En juillet dernier, La Presse Canadienne révélait que le plus jeune des sénateurs, le conservateur Patrick Brazeau, avait affiché le pire taux d'absentéisme parmi tous les membres de la Chambre haute, tant lors des réunions des comités sénatoriaux que lors des débats.

Le comité permanent sur la régie interne, les budgets et l'administration avait alors été mandaté pour se pencher sur la question de l'absentéisme par la leader conservatrice au Sénat, Marjory LeBreton.

Une porte-parole du Sénat explique que les membres du comité ont jusqu'ici consacré beaucoup de temps à l'examen des règles, des politiques, des archives et de la couverture des médias sur le sujet. Cependant, aucun rapport n'a encore été produit et aucune date butoir n'a été fixée.

Le président du comité, le sénateur conservateur David Tkachuk, de la Saskatchewan, a aussi laissé entendre que la révision des règles sur l'absentéisme n'était pas une priorité.

«J'ai d'autres choses en tête. C'est le cadet de mes soucis», a déclaré M. Tkachuk la semaine dernière.

Le Sénat a voté mardi pour suspendre M. Brazeau, après qu'il eut été accusé, la semaine dernière, de voies de fait et d'agression sexuelle à Gatineau.

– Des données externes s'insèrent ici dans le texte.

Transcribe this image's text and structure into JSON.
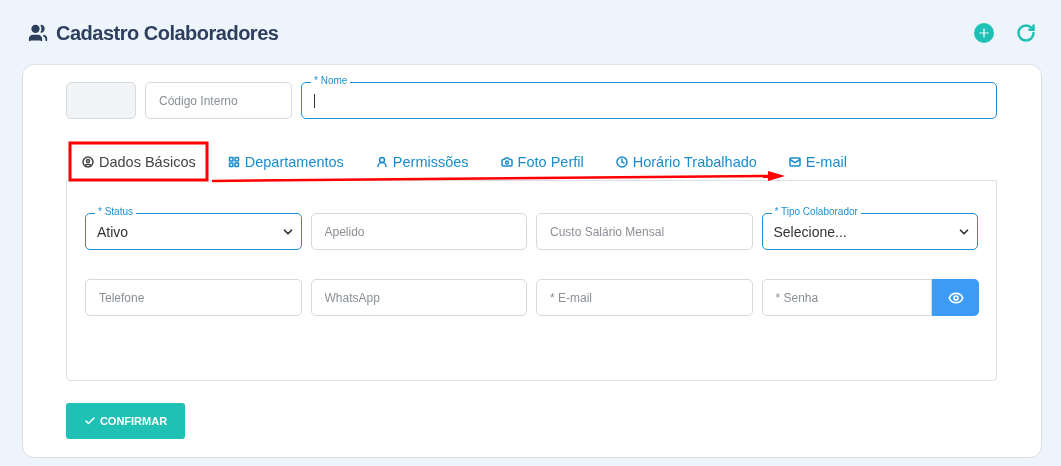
{
  "header": {
    "title": "Cadastro Colaboradores"
  },
  "top_fields": [
    {
      "kind": "blank"
    },
    {
      "kind": "input",
      "placeholder": "Código Interno"
    },
    {
      "kind": "focused",
      "label": "* Nome"
    }
  ],
  "tabs": [
    {
      "label": "Dados Básicos",
      "selected": true
    },
    {
      "label": "Departamentos",
      "selected": false
    },
    {
      "label": "Permissões",
      "selected": false
    },
    {
      "label": "Foto Perfil",
      "selected": false
    },
    {
      "label": "Horário Trabalhado",
      "selected": false
    },
    {
      "label": "E-mail",
      "selected": false
    }
  ],
  "fields": [
    {
      "kind": "select",
      "label": "* Status",
      "value": "Ativo"
    },
    {
      "kind": "input",
      "placeholder": "Apelido"
    },
    {
      "kind": "input",
      "placeholder": "Custo Salário Mensal"
    },
    {
      "kind": "select",
      "label": "* Tipo Colaborador",
      "value": "Selecione..."
    },
    {
      "kind": "input",
      "placeholder": "Telefone"
    },
    {
      "kind": "input",
      "placeholder": "WhatsApp"
    },
    {
      "kind": "input",
      "placeholder": "* E-mail"
    },
    {
      "kind": "password",
      "placeholder": "* Senha"
    }
  ],
  "confirm_button": {
    "label": "CONFIRMAR"
  }
}
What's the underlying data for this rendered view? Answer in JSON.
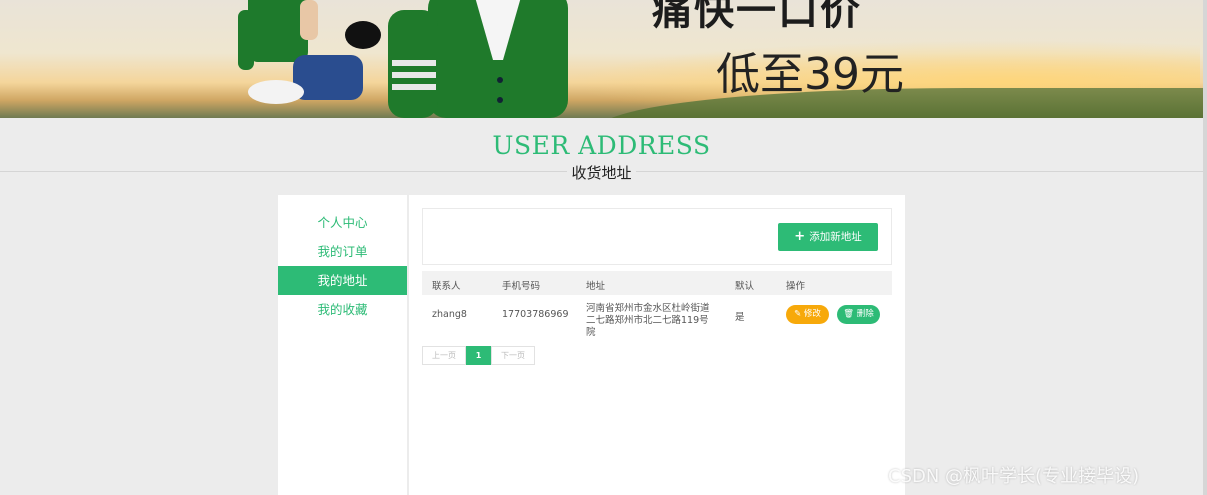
{
  "banner": {
    "promo_line1": "痛快一口价",
    "promo_line2": "低至39元"
  },
  "section": {
    "title_en": "USER ADDRESS",
    "title_cn": "收货地址"
  },
  "sidebar": {
    "items": [
      {
        "label": "个人中心",
        "active": false
      },
      {
        "label": "我的订单",
        "active": false
      },
      {
        "label": "我的地址",
        "active": true
      },
      {
        "label": "我的收藏",
        "active": false
      }
    ]
  },
  "toolbar": {
    "add_label": "添加新地址",
    "add_icon": "plus-icon"
  },
  "table": {
    "columns": [
      "联系人",
      "手机号码",
      "地址",
      "默认",
      "操作"
    ],
    "rows": [
      {
        "contact": "zhang8",
        "phone": "17703786969",
        "address": "河南省郑州市金水区杜岭街道二七路郑州市北二七路119号院",
        "is_default": "是",
        "edit_label": "修改",
        "delete_label": "删除"
      }
    ]
  },
  "pagination": {
    "prev_label": "上一页",
    "current_page": "1",
    "next_label": "下一页"
  },
  "watermark": "CSDN @枫叶学长(专业接毕设)",
  "colors": {
    "accent": "#2dbb76",
    "edit": "#f7a90a",
    "background": "#ececec"
  }
}
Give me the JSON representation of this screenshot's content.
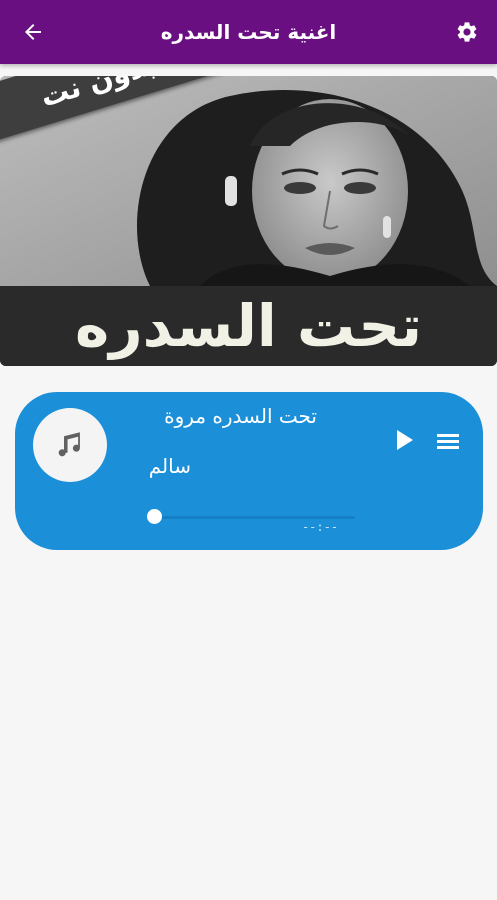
{
  "app_bar": {
    "title": "اغنية تحت السدره",
    "background_color": "#6a0f82",
    "back_icon": "arrow-left-icon",
    "settings_icon": "gear-icon"
  },
  "banner": {
    "ribbon_text": "بدون نت",
    "caption": "تحت السدره"
  },
  "player": {
    "song_title": "تحت السدره مروة",
    "artist": "سالم",
    "time": "--:--",
    "progress": 0,
    "album_icon": "music-note-icon",
    "play_icon": "play-icon",
    "menu_icon": "menu-icon",
    "card_color": "#1c8fd9"
  }
}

Le sénateur libéral Roméo Dallaire a depuis dépassé M. Brazeau quant au taux d'absentéisme, ayant épuisé l'ensemble des 21 jours principalement prévus en cas de maladie chez des proches, de funérailles et de fêtes religieuses.

Les événements publics tenus à l'extérieur de la Chambre haute et les congés de maladie personnels n'entament pas cette réserve de trois semaines. Le Sénat a siégé pendant 132 jours entre juin 2011 et décembre 2012.

M. Dallaire a dit s'attendre à ce que 250 $ soient retirés de sa prochaine paie parce qu'il a passé son 22e jour d'absence aux Nations unies, pour donner des conseils sur la façon dont les troupes devraient gérer les cas d'enfants soldats qu'elles rencontrent au Mali.

L'ancien militaire a passé les autres journées à effectuer des recherches sur les enfants soldats à l'Université Dalhousie, à Halifax, à prononcer des discours et à voyager en Afrique. Il a d'ailleurs précisé faire attention de ne pas qualifier le tout de travail accompli pour le Sénat.

M. Brazeau et le sénateur libéral Serge Joyal ont tous deux épuisé 19 de leurs 21 jours de congé. Pour le sénateur conservateur, il s'agit d'absences liées à des questions personnelles. M. Joyal, lui, dit avoir suivi des conférences en France avec l'Institut des Amériques, en plus de travailler sur un livre concernant la réforme du Sénat et la Constitution.

L'an dernier, Mme LeBreton a clairement fait savoir qu'elle voulait plus de sérieux dans les motifs donnés pour les absences. Actuellement, les sénateurs n'ont pas à justifier leurs absences aux séances.